Last week, Dennis Howlett announced some exciting news on both his personal and ZDNet blogs: the ICAEW (Institute of Chartered Accountants in England and Wales) and several UK trade groups will be working together to develop SaaS/cloud standards.
This year, “SaaS” and “cloud computing” business softwares have been discussed nonstop, and those two terms have become largely interchangeable—and at the expense of understanding what each is. As Howlett puts it, “everything getting an _aaS label [is] now conflated into ‘cloud anything’”. The three trade groups are Intellect SaaS Group, the BASDA’s Cloud SIG, and EuroCloud UK, and they will meet with the ICAEW to develop best practices, or some sort of “quality mark” for vendors. The idea is to engage both the buy and sell sides to develop business standards for the erstwhile ambiguous SaaS economy.
In addition to working toward best practices and quality stamps, security (from data to APIs) is another issue to be discussed. But it should be noted that some of the security issues at hand for these groups are EU/UK-specific, and would not necessarily color a similar US debate. As Howlett sees it, the important objectives are as follows:
- Clarity for buyers and sellers about issues that are currently causing endless and at times futile debates
- An opportunity for ICAEW to act as honest broker between buyers and sellers, demonstrating leadership for both members (who may have concerns) and more broadly as a body that has the public interest in mind.

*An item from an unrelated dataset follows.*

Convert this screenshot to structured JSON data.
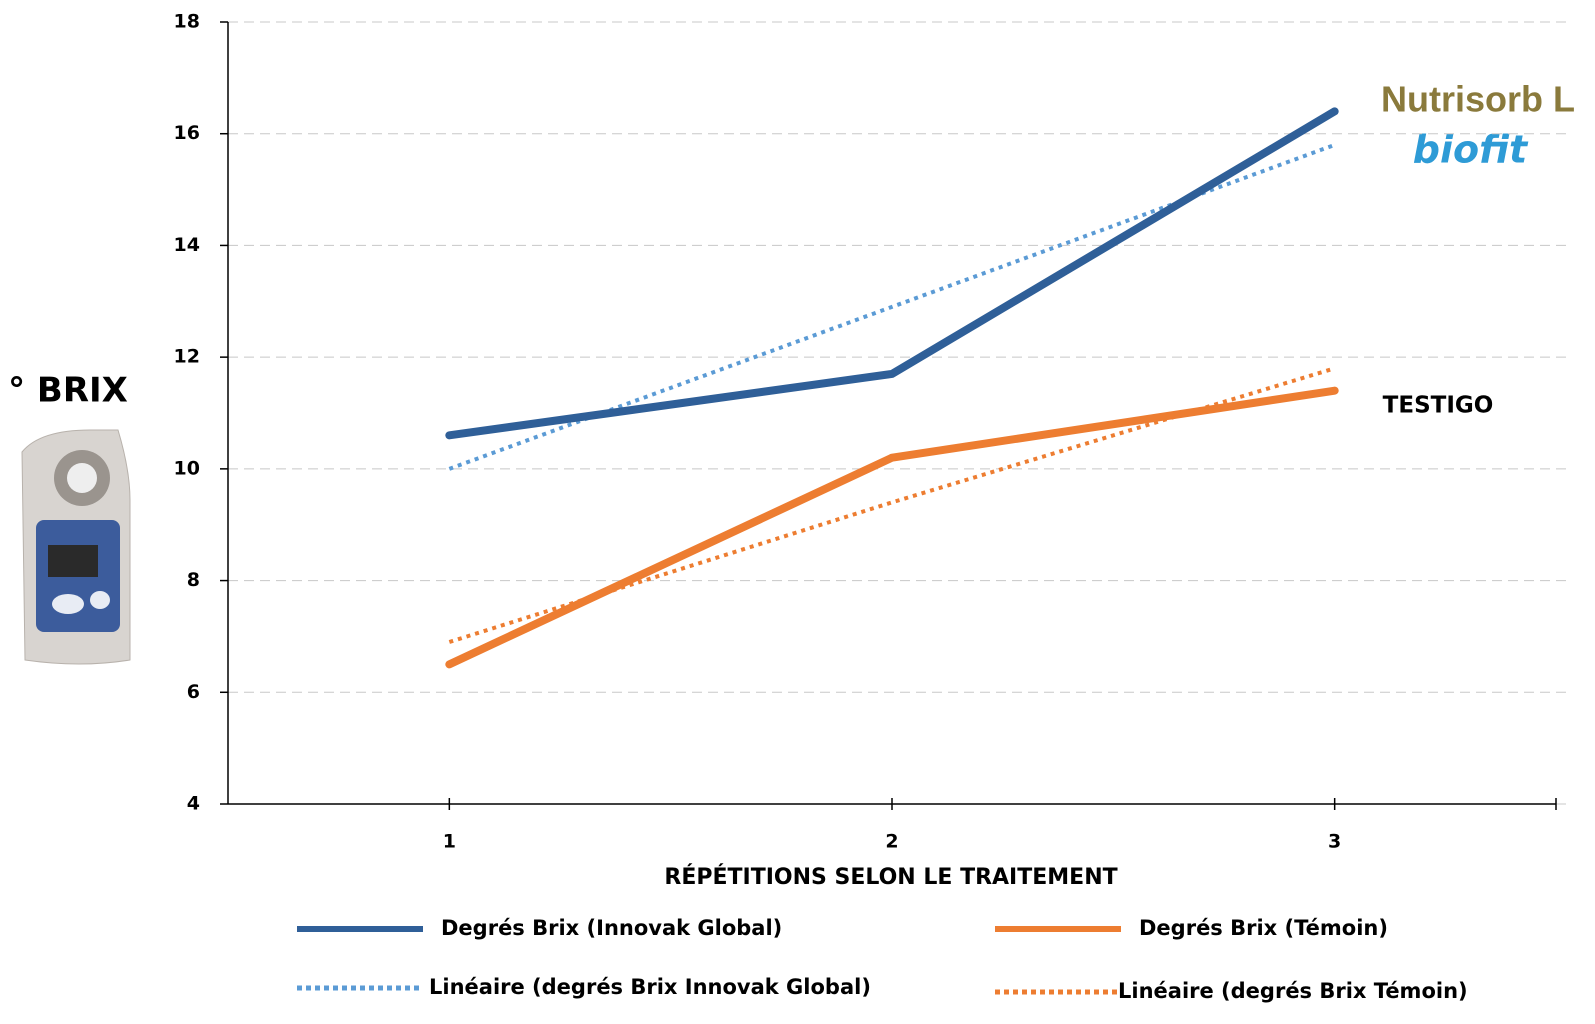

- A requirement that all trade groups act in concert to help develop business led standards that elevate discussions around technology to a level where business decision makers can readily understand what’s going on and relate it to their business needs and concerns.
He also notes that his extensive experience causes him to be “100%” behind this initiative, but those who don’t share his level of expertise can easily get behind the move as well. The simple fact that this would clarify “SaaS” and “cloud” for buyers and sellers is huge, and seemingly more necessary as the two become muddled. Hopefully we will soon see a similar venture stateside.